Low Poly Art Tutorial using Inkscape
|Low polygon art is an interesting result that’s recently made an appearance through digital abstract creations. The new Inkscape 0.91 has Voronoi diagrams and Delaunay triangulation, which is what we’ll be using to very easily create poly art in this tutorial.
The Final Result
1. Create a Wireframe
Step 1
For this low poly tutorial, we’ll be using a photo of this pretty lady to do a polygon trace. Go ahead and drag this (or any) image into Inkscape.
Step 2
Use the Ellipse tool to draw a small, bright red dot. Now you’ll want to copy and paste these dots along any detail points in the image.
Step 3
You see what I mean, right? Remeber: the more detail you want, the more dots you do, and that much more work will be needed later on.
Step 4
Here’s my finished dot map for the Delaunay triangulation. As you can see below, I’m only doing her face at a pretty low detail.
Step 5
Select all of the dots and head up to Extensions > Generate from Path > Voronoi Diagram. Change the type of diagram to Delaunay Triangulation along with the bounding box of the diagram to Automatic from selected objects. Then hit Apply to watch the magic happen.
Step 6
Now you should have a full wireframe that accentuates details. Below, I selected the wireframe and the image to move them away from the original dots, because manually deleting the dots would be a pain. Also, Ungroup the wireframe, which is actually just a bunch of individual triangles.
2. Color the Polygons
Step 1
Unfortunately, this next part is tedious because I can’t find a better way to do it. The concept here is to select each triangle with the Selection tool (F1) and then set the Fill color by using the Color Dropper tool (F7).
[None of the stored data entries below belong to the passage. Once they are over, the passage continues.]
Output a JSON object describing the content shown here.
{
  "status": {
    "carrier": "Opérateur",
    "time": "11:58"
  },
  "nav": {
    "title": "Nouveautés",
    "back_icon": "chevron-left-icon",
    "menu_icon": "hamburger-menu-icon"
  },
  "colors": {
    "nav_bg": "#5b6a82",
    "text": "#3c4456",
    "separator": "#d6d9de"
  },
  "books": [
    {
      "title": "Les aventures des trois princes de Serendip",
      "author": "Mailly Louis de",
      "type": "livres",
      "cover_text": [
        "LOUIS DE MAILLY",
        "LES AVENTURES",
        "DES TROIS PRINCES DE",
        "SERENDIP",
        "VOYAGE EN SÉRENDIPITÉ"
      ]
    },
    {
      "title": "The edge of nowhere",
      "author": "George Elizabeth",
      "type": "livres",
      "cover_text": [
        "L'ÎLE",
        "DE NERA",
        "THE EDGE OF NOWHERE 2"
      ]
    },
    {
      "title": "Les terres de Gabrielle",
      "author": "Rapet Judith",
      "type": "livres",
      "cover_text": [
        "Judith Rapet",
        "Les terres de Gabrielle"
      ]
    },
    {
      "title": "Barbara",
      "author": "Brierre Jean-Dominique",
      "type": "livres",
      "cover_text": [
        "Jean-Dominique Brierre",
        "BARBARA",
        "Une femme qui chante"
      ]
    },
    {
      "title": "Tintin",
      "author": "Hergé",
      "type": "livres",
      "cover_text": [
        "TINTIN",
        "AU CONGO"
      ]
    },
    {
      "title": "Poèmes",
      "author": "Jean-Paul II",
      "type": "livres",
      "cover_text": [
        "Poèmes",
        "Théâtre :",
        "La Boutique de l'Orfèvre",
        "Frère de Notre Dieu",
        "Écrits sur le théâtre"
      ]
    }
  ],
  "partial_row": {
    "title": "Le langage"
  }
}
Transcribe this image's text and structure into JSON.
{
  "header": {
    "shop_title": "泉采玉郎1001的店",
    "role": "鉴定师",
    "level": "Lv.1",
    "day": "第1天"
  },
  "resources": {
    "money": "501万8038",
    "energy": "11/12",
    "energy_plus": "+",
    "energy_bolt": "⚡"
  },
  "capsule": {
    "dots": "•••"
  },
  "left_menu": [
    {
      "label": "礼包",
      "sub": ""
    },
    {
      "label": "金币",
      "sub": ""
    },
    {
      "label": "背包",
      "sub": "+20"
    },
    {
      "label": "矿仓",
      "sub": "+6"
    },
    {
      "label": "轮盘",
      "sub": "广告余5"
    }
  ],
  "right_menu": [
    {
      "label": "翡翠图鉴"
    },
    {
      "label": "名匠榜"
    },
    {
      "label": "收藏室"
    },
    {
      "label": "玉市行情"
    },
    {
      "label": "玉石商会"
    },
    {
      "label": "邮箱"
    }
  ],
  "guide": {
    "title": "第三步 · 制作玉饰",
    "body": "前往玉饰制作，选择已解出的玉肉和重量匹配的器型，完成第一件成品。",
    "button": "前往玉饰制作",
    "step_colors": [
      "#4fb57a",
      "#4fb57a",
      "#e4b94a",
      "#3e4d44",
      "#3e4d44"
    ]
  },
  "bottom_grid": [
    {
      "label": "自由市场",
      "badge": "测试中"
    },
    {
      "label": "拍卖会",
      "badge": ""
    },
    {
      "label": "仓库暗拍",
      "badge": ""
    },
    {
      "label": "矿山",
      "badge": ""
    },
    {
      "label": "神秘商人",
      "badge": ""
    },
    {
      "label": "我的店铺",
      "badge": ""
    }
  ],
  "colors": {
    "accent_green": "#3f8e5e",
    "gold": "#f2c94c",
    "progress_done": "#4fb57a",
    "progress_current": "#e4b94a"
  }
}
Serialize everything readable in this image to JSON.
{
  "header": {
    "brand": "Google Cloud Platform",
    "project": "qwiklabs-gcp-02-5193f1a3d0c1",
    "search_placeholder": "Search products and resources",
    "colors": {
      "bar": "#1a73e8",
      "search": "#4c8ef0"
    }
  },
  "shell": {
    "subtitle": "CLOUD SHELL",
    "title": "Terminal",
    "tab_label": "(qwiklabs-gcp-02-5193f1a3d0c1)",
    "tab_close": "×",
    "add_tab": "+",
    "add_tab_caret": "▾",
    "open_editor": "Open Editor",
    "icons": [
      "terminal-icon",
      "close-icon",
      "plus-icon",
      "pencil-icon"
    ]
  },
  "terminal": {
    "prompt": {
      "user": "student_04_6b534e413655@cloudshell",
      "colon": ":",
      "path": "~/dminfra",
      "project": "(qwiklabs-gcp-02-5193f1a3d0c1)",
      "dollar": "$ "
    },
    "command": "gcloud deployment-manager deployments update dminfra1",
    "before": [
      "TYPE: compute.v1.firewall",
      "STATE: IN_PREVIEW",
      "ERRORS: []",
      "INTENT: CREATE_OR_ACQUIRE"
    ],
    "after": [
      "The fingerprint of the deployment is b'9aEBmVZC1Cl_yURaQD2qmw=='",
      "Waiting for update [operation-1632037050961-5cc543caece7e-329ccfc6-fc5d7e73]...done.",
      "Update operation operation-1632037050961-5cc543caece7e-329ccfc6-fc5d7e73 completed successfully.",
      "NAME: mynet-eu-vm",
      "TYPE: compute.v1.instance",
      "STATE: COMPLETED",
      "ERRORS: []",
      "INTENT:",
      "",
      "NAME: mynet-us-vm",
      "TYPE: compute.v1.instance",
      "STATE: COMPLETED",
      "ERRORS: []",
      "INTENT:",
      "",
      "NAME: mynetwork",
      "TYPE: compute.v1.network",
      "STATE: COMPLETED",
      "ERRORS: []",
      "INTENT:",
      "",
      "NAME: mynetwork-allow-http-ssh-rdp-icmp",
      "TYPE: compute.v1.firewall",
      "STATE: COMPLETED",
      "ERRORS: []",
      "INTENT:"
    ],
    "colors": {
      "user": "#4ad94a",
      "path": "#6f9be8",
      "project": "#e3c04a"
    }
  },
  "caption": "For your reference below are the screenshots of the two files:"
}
Thanks to a fellow reader from the comments section, you can simply use the Dropper tool and just keep hitting the Tab key to cycle through the triangles. Below, you can see I colored her lips accordingly. Go ahead and do every single triangle this way, which should only take a few minutes.
Step 2
Once you have all of your polygons colored, select them all and remove the Stroke paint.
Step 3
When you remove the Stroke paint, you’ll see tiny white spaces in between every triangle. A quick trick to remedy this is to duplicate (control+D) the entire set of polygons over themselves. Looks pretty good!
That’s All!
With the newest addition of Delaunay triangulation in Inkscape, we were able to easily create a low poly version of a woman’s face that actually looks pretty good. You can definitely take the extra time to do more detail, better coloring, etc. Oh, and if any of you know a better way to accurately color all of those polygons, let me know! Thanks for reading.
Thanks for this tutorial!
One way you can speed up the process of coloring the triangles is to use the Tab key to select the next triangle while you’re in Dropper mode. You’ll save a lot of time because you won’t have to switch between Select and Dropper modes and you also won’t have to manually click to select the triangles.
Hope that helps!
Karen, this is an amazing tip! I’m adding this to the article right now. Thanks!
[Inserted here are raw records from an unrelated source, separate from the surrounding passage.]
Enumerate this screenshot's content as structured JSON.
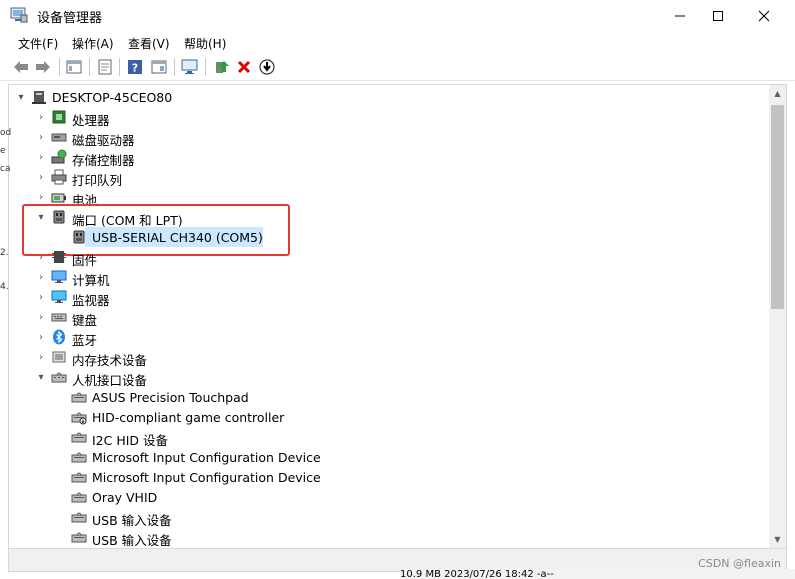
{
  "window": {
    "title": "设备管理器",
    "minimize_label": "─",
    "maximize_label": "☐",
    "close_label": "✕"
  },
  "menu": [
    {
      "label": "文件(F)"
    },
    {
      "label": "操作(A)"
    },
    {
      "label": "查看(V)"
    },
    {
      "label": "帮助(H)"
    }
  ],
  "tree": {
    "root": "DESKTOP-45CEO80",
    "categories": [
      {
        "label": "处理器",
        "icon": "processor-icon",
        "expanded": false
      },
      {
        "label": "磁盘驱动器",
        "icon": "disk-drive-icon",
        "expanded": false
      },
      {
        "label": "存储控制器",
        "icon": "storage-controller-icon",
        "expanded": false
      },
      {
        "label": "打印队列",
        "icon": "printer-icon",
        "expanded": false
      },
      {
        "label": "电池",
        "icon": "battery-icon",
        "expanded": false
      },
      {
        "label": "端口 (COM 和 LPT)",
        "icon": "port-icon",
        "expanded": true
      },
      {
        "label": "固件",
        "icon": "firmware-icon",
        "expanded": false
      },
      {
        "label": "计算机",
        "icon": "computer-icon",
        "expanded": false
      },
      {
        "label": "监视器",
        "icon": "monitor-icon",
        "expanded": false
      },
      {
        "label": "键盘",
        "icon": "keyboard-icon",
        "expanded": false
      },
      {
        "label": "蓝牙",
        "icon": "bluetooth-icon",
        "expanded": false
      },
      {
        "label": "内存技术设备",
        "icon": "memory-device-icon",
        "expanded": false
      },
      {
        "label": "人机接口设备",
        "icon": "hid-icon",
        "expanded": true
      }
    ],
    "port_children": [
      {
        "label": "USB-SERIAL CH340 (COM5)",
        "selected": true
      }
    ],
    "hid_children": [
      {
        "label": "ASUS Precision Touchpad"
      },
      {
        "label": "HID-compliant game controller"
      },
      {
        "label": "I2C HID 设备"
      },
      {
        "label": "Microsoft Input Configuration Device"
      },
      {
        "label": "Microsoft Input Configuration Device"
      },
      {
        "label": "Oray VHID"
      },
      {
        "label": "USB 输入设备"
      },
      {
        "label": "USB 输入设备"
      }
    ]
  },
  "background_text": "10.9 MB  2023/07/26 18:42  -a--",
  "left_fragments": [
    "od",
    "e",
    "ca",
    "2.",
    "4."
  ],
  "watermark": "CSDN @fleaxin",
  "colors": {
    "selection": "#cce8ff",
    "highlight_box": "#e53935",
    "bluetooth": "#1e88e5",
    "delete_red": "#e00000"
  }
}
When I remove the stroke paint the gap in between polygons is the size of the Voronoi stroke. I cannot figure out how to fill this correctly so that my polygons are bounding each other.
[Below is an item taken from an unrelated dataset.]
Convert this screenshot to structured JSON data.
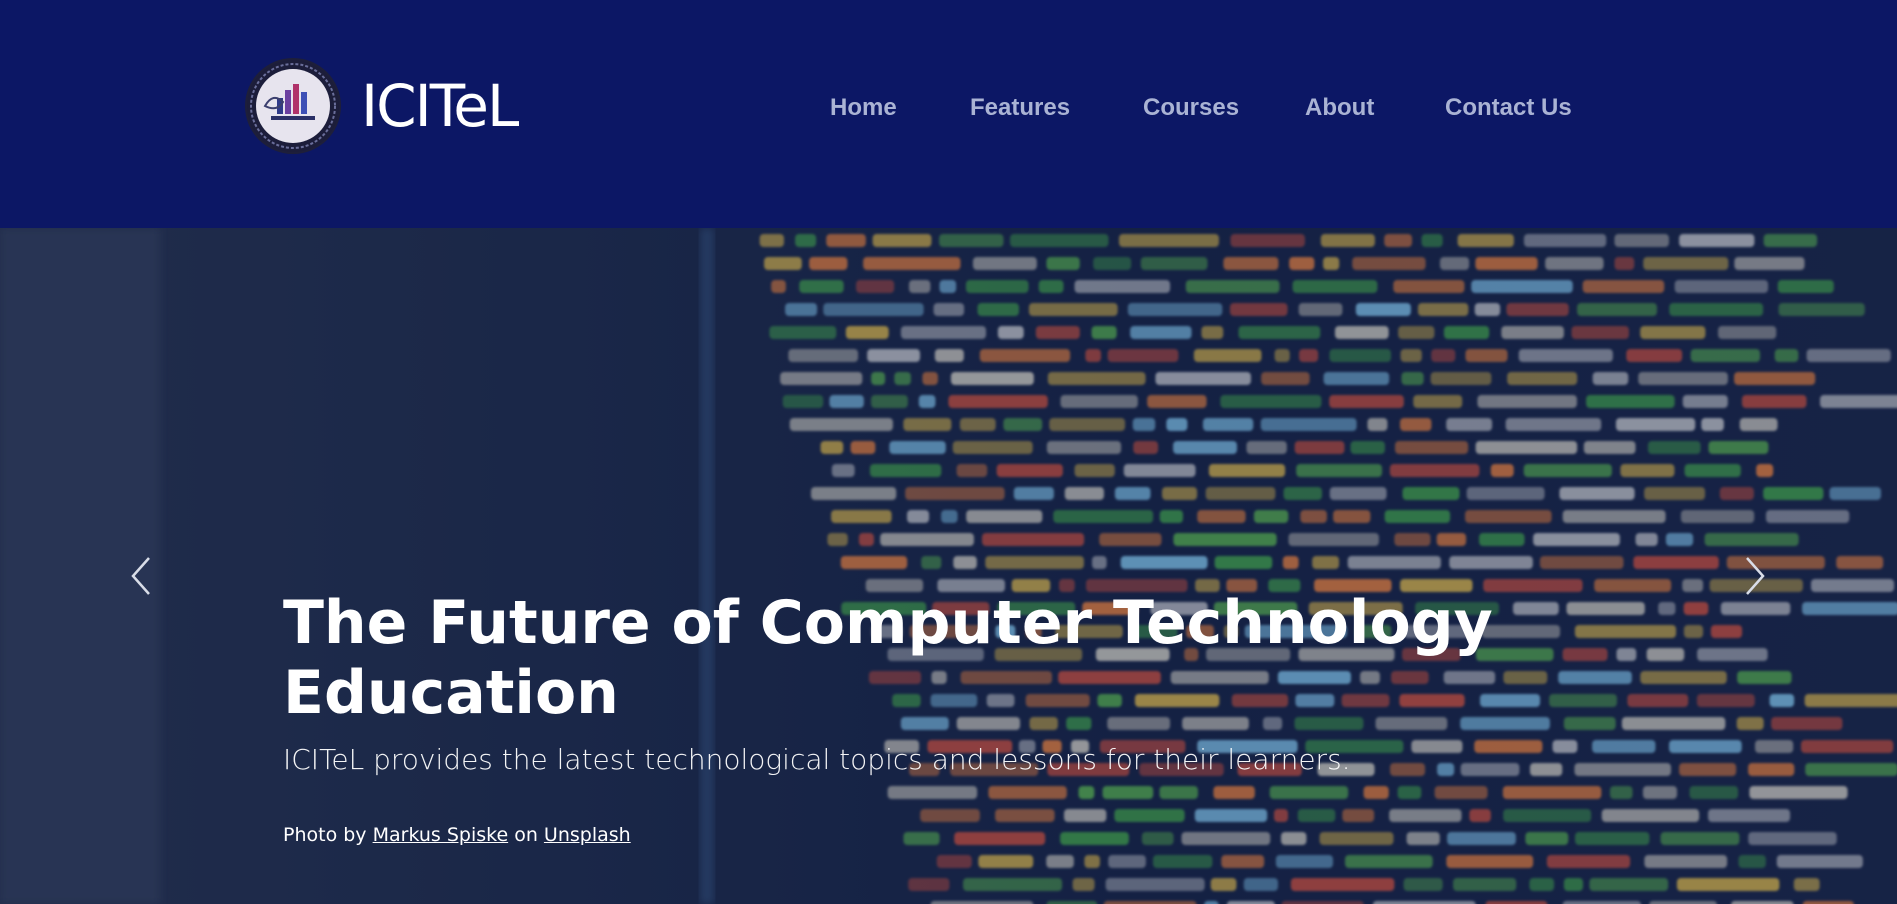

Are you familiar with this issue?
imgur.com/7q25gzT
Hey Ryan, I do know about this issue. The gaps in your picture look unusually large, so my little duplicate tip in step 2.3 might not work in that case. The only other workaround I know would be to apply a same color stroke for each triangle (which isn’t as bad as it sounds). I hope this helps!
Thanks for writing the tutorial. Really enjoyed and learned from it.
This didn’t exactly work for me maybe because I used too many circles but it’s a good tutorial. Also if the circles turn out to be too big, select all the circles, go to Object>Transform>Scale(in the box that pops up in the right) and decrease it proportionally. Also select “apply to each object seperately”.